When Jack Schimanski was still coaching baseball at Wheeler back in 2000, he was chucking up to 200 batting practice pitches a day.
"I couldn't walk for a week," Schimanski said at the thought of trying that now.
These days, his pitch count maxes out at one. The Wheeler assistant principal is retiring this spring after 46 years in coaching and education. He threw out a ceremonial first pitch before Wheeler's game with Hebron last month at U.S. Steel Yard and will do the same at 4:30 p.m. Friday when the Bearcats host Merrillville on Jack Schimanski Day.
"I made it to the catcher," Schimanski said of his RailCats Challenge toss. "I was on the mound, but I did what I'd teach my pitchers to do on a 3-2 count — scoot up a foot. I'll have to find somebody to play catch with. I may go old man style and throw an eephus. If any former players are coming back, you might see a fight at the bat rack."
Before moving into administration in 2000, the Brother Rice High School and Lewis University Hall of Famer coached baseball at Lewis (1977-78, 1990) Joliet Catholic (1979-1988) and Wheeler (1998-2010), compiling a shiny record of 541-237 at the preps level. He had 18 players sign major league contracts, five of whom — Bill Gullickson, Mark Grant, Mike Grave, Sean Bergman and Chris Michalak — made it to the big show. Grant, now an analyst on Padres television broadcasts, gave his old coach a shoutout via Twitter.
"'Ski' is one of the most well-rounded coaches I’ve ever played for," Grant said. "He was strict, but fair, and had a great sense of humor as a coach. We shared a lot of laughs. He loves to teach, both on the field, and in the classroom. I have the utmost respect for him. I love him dearly!"
Most coaches who last a long time likely won a lot of games, but they also took more from their time in uniform than the results. Schimanski was no different.
"I definitely miss the game, the kids," he said. "It's the relationships you have with the kids, not just during baseball, but at school. It keeps you young."

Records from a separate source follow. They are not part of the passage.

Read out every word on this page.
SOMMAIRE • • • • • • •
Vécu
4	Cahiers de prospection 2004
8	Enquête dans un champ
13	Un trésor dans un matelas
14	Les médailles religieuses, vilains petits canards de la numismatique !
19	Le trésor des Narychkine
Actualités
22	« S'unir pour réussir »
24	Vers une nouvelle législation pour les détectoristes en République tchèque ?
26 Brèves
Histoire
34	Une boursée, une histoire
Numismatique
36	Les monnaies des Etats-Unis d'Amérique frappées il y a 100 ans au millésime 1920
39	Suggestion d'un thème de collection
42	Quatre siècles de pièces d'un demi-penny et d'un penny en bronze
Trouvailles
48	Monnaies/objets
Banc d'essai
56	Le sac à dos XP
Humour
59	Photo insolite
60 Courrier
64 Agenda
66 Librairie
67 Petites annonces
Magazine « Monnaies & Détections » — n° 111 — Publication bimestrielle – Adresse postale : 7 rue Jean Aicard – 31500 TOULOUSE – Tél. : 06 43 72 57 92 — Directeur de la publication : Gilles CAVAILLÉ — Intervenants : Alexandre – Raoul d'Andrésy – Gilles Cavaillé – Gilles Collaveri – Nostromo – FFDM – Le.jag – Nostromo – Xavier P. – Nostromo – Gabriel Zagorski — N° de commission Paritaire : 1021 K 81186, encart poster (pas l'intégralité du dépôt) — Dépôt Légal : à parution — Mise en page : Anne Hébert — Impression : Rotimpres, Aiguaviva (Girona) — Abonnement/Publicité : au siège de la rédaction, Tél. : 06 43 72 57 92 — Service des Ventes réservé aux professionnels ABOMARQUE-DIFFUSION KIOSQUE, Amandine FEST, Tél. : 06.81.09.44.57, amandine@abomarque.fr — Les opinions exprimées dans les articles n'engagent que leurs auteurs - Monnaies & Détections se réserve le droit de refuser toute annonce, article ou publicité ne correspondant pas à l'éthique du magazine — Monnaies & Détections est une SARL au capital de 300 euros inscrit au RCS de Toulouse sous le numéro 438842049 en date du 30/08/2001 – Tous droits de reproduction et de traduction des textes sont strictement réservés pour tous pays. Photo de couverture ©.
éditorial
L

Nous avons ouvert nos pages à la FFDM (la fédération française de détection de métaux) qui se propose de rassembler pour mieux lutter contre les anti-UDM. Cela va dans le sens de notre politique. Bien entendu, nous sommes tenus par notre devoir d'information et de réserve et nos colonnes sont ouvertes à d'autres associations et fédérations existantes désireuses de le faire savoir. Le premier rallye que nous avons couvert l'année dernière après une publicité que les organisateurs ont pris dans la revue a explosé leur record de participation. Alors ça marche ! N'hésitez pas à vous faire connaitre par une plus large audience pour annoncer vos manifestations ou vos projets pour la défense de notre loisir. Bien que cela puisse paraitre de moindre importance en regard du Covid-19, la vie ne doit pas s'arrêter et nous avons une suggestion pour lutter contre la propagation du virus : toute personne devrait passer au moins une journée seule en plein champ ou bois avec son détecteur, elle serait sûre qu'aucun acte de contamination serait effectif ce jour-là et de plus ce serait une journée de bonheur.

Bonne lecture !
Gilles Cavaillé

At the same time, the added responsibilities of coaching with sports extending well beyond the game calendar are leading most folks to get off the fields and courts sooner rather than later. Schimanski's Lewis coach and mentor Gordie Gillespie, who once held the record of wins in college baseball at 1,893, coached into his 80s.
"I talked to (Griffith's) Brian Jennings and he's been there 20 years," Schimanski said. "There aren't many guys like that now. It's an all-consuming thing. People think you just do it for the season. It's really invasive with family life. Any sport is like that. There's the whole travel thing. It's a situation where the competition is good for the better kids but what about the rest who can't do it? Now they've got personal trainers and hitting coaches. It's another ball game."
Schimanski still loves the game as much, just on his terms. He gets to a fair share of Wheeler games and talks shop with Bearcats coach Kyle Becich regularly.
"He's doing a really great job," Schimanski said.
With family in Nashville, he gets to Vanderbilt during visits there and enjoys sitting and watching an MLB game, even if he's not an advocate of the changing philosophy of hitting.
"There's such an emphasis on strikeouts, home runs, putting the ball in the air," he said.
More time will be spent visiting family in Nashville, California, Plainfield, Illinois and Aurora, Illinois. An 11th grandchild is on the way and six of them are under 3 1/2 years old.
"That's our traveling," Schimanski said.
For 20 school years, Schimanski has made the 50-minute weekday drive from Frankfort, Illinois, to Union Township. He only has to do it another three, four weeks.
"I won't miss the ride," he said.
A reception will be held in the high school cafeteria following Friday's game. Any former Flyer, Hilltopper or Bearcat who shared a dugout with Schimanski is cordially invited. No BP, just coffee and cake.